Both the risks and level of work are obvious. But for Nau, the rewards are, too. Bainbridge says at a larger company, the amount of effort and repetition it takes to get countless people rallied around an idea and moving forward is immense. A tagline or a campaign doesn’t just happen overnight. Nau can move more quickly.

“The strange thing about working here,” she says with a wry smile, “is you make forward progress every day.”

Proof in the progress

The year since the Black Yak acquisition has proven it. Nau has added a creative director, a real wholesale sales department, e-commerce director, and a Web team.
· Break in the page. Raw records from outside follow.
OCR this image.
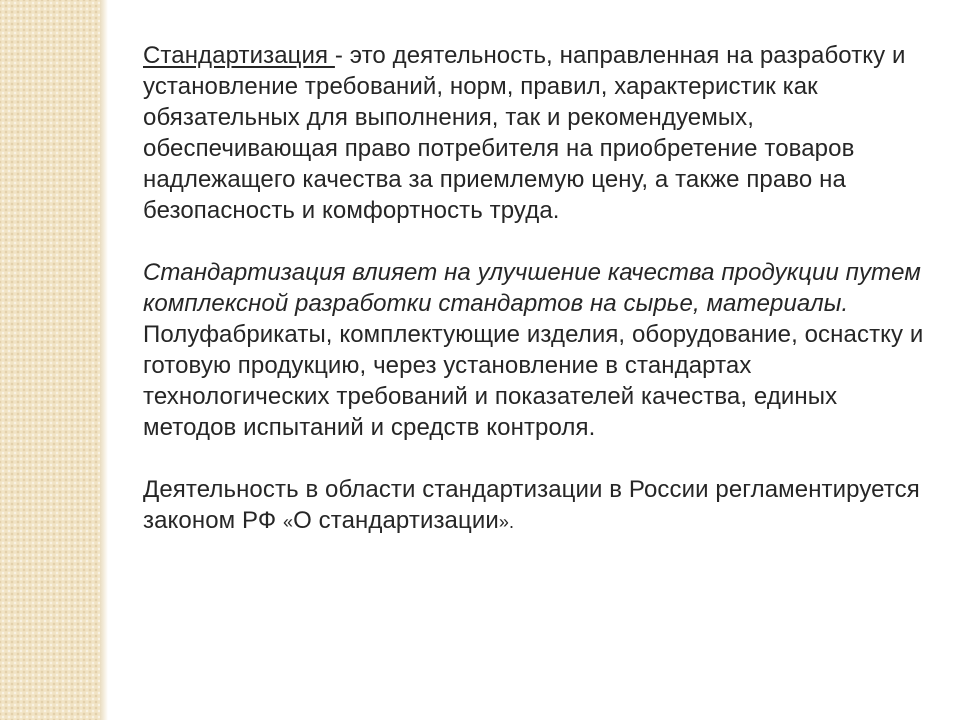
Стандартизация - это деятельность, направленная на разработку и установление требований, норм, правил, характеристик как обязательных для выполнения, так и рекомендуемых, обеспечивающая право потребителя на приобретение товаров надлежащего качества за приемлемую цену, а также право на безопасность и комфортность труда.

Стандартизация влияет на улучшение качества продукции путем комплексной разработки стандартов на сырье, материалы. Полуфабрикаты, комплектующие изделия, оборудование, оснастку и готовую продукцию, через установление в стандартах технологических требований и показателей качества, единых методов испытаний и средств контроля.

Деятельность в области стандартизации в России регламентируется законом РФ «О стандартизации».
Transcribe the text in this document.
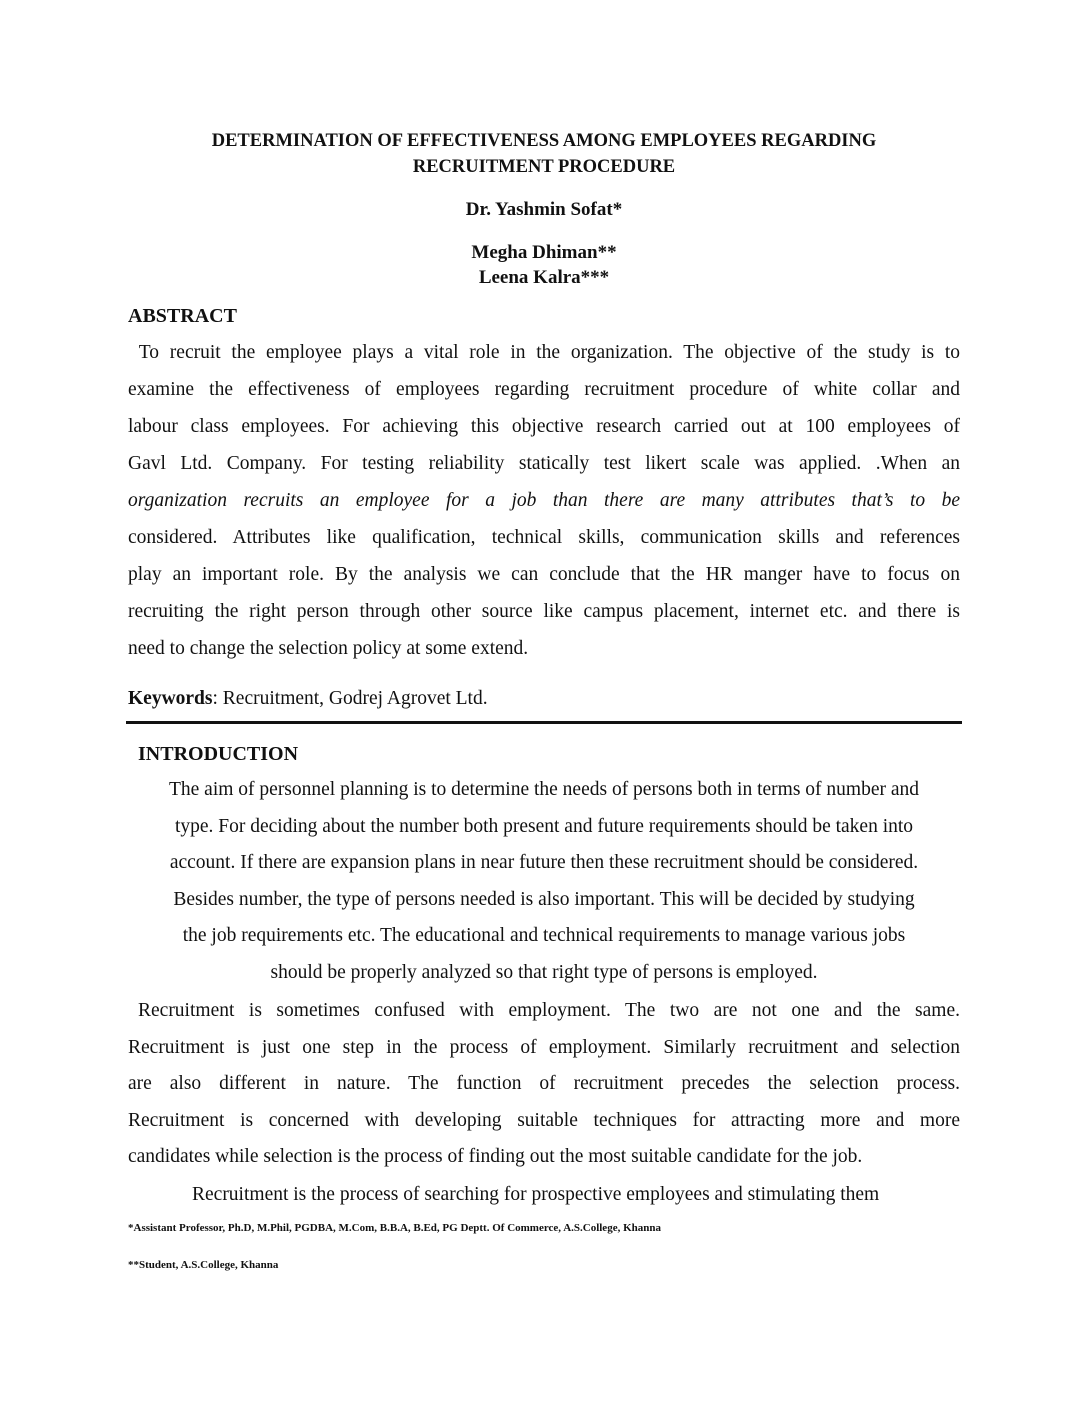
DETERMINATION OF EFFECTIVENESS AMONG EMPLOYEES REGARDING
RECRUITMENT PROCEDURE

Dr. Yashmin Sofat*

Megha Dhiman**

Leena Kalra***

ABSTRACT
To recruit the employee plays a vital role in the organization. The objective of the study is to
examine the effectiveness of employees regarding recruitment procedure of white collar and
labour class employees. For achieving this objective research carried out at 100 employees of
Gavl Ltd. Company. For testing reliability statically test likert scale was applied. .When an
organization recruits an employee for a job than there are many attributes that’s to be
considered. Attributes like qualification, technical skills, communication skills and references
play an important role. By the analysis we can conclude that the HR manger have to focus on
recruiting the right person through other source like campus placement, internet etc. and there is
need to change the selection policy at some extend.

Keywords: Recruitment, Godrej Agrovet Ltd.

INTRODUCTION
The aim of personnel planning is to determine the needs of persons both in terms of number and
type. For deciding about the number both present and future requirements should be taken into
account. If there are expansion plans in near future then these recruitment should be considered.
Besides number, the type of persons needed is also important. This will be decided by studying
the job requirements etc. The educational and technical requirements to manage various jobs
should be properly analyzed so that right type of persons is employed.
Recruitment is sometimes confused with employment. The two are not one and the same.
Recruitment is just one step in the process of employment. Similarly recruitment and selection
are also different in nature. The function of recruitment precedes the selection process.
Recruitment is concerned with developing suitable techniques for attracting more and more
candidates while selection is the process of finding out the most suitable candidate for the job.

Recruitment is the process of searching for prospective employees and stimulating them

*Assistant Professor, Ph.D, M.Phil, PGDBA, M.Com, B.B.A, B.Ed, PG Deptt. Of Commerce, A.S.College, Khanna

**Student, A.S.College, Khanna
They’ve built a new trade show booth to solidify their wholesale presence, overhauled their enterprise inventory software and launched a new web site to better reach an audience whose expectations of what an online experience should be are ever-evolving.

“Most of those things you do once or twice in a business, and it’s a big pain in the neck,” Galbraith says. “It’s been a year of foundation building.”
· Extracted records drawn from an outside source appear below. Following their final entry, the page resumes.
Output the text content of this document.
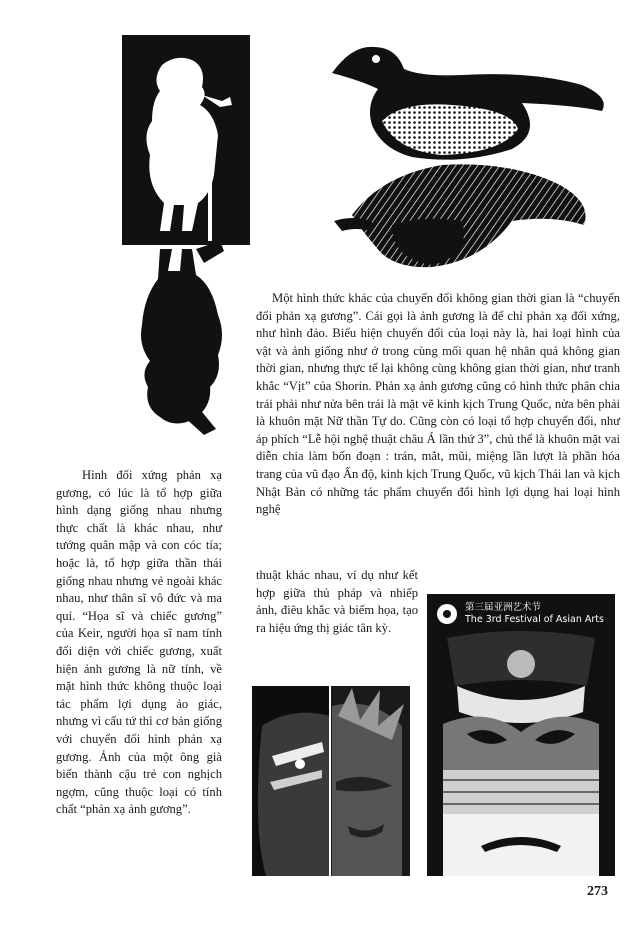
第三届亚洲艺术节
The 3rd Festival of Asian Arts

Một hình thức khác của chuyển đổi không gian thời gian là “chuyển đổi phản xạ gương”. Cái gọi là ảnh gương là để chỉ phản xạ đối xứng, như hình đảo. Biểu hiện chuyển đổi của loại này là, hai loại hình của vật và ảnh giống như ở trong cùng mối quan hệ nhân quả không gian thời gian, nhưng thực tế lại không cùng không gian thời gian, như tranh khắc “Vịt” của Shorin. Phản xạ ảnh gương cũng có hình thức phân chia trái phải như nửa bên trái là mặt vẽ kinh kịch Trung Quốc, nửa bên phải là khuôn mặt Nữ thần Tự do. Cũng còn có loại tổ hợp chuyển đổi, như áp phích “Lễ hội nghệ thuật châu Á lần thứ 3”, chủ thể là khuôn mặt vai diễn chia làm bốn đoạn : trán, mắt, mũi, miệng lần lượt là phần hóa trang của vũ đạo Ấn độ, kinh kịch Trung Quốc, vũ kịch Thái lan và kịch Nhật Bản có những tác phẩm chuyển đổi hình lợi dụng hai loại hình nghệ

thuật khác nhau, ví dụ như kết hợp giữa thủ pháp và nhiếp ảnh, điêu khắc và biếm họa, tạo ra hiệu ứng thị giác tân kỳ.

Hình đối xứng phản xạ gương, có lúc là tổ hợp giữa hình dạng giống nhau nhưng thực chất là khác nhau, như tướng quân mập và con cóc tía; hoặc là, tổ hợp giữa thần thái giống nhau nhưng vẻ ngoài khác nhau, như thân sĩ vô đức và ma quỉ. “Họa sĩ và chiếc gương” của Keir, người họa sĩ nam tính đối diện với chiếc gương, xuất hiện ảnh gương là nữ tính, về mặt hình thức không thuộc loại tác phẩm lợi dụng ảo giác, nhưng vì cấu tứ thì cơ bản giống với chuyển đổi hình phản xạ gương. Ảnh của một ông già biến thành cậu trẻ con nghịch ngợm, cũng thuộc loại có tính chất “phản xạ ảnh gương”.

273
And it’s happening in Oregon, where Galbraith says Nau draws from a pool of talent, but also a way of thinking that—like Portland’s winter rain—permeates the people. The Rose City may not compete for title of worldwide fashion capital with the likes of Paris, Milan, New York, or Tokyo, but its point of view on sustainability and collaborative creative community willing to offer resources and ideas, are second to none. You can characterize it all the way down to cable TV comedy, but the ethos of Portland—Oregon’s intersection of tech, design, and progressive thinking—makes it a place where curiosity and conceptual thinking are equally acclaimed.

“It’s a place where people are looking for stuff that has meaning and substance and is a little bit different than what’s anywhere else,” Galbraith says. “I love that.”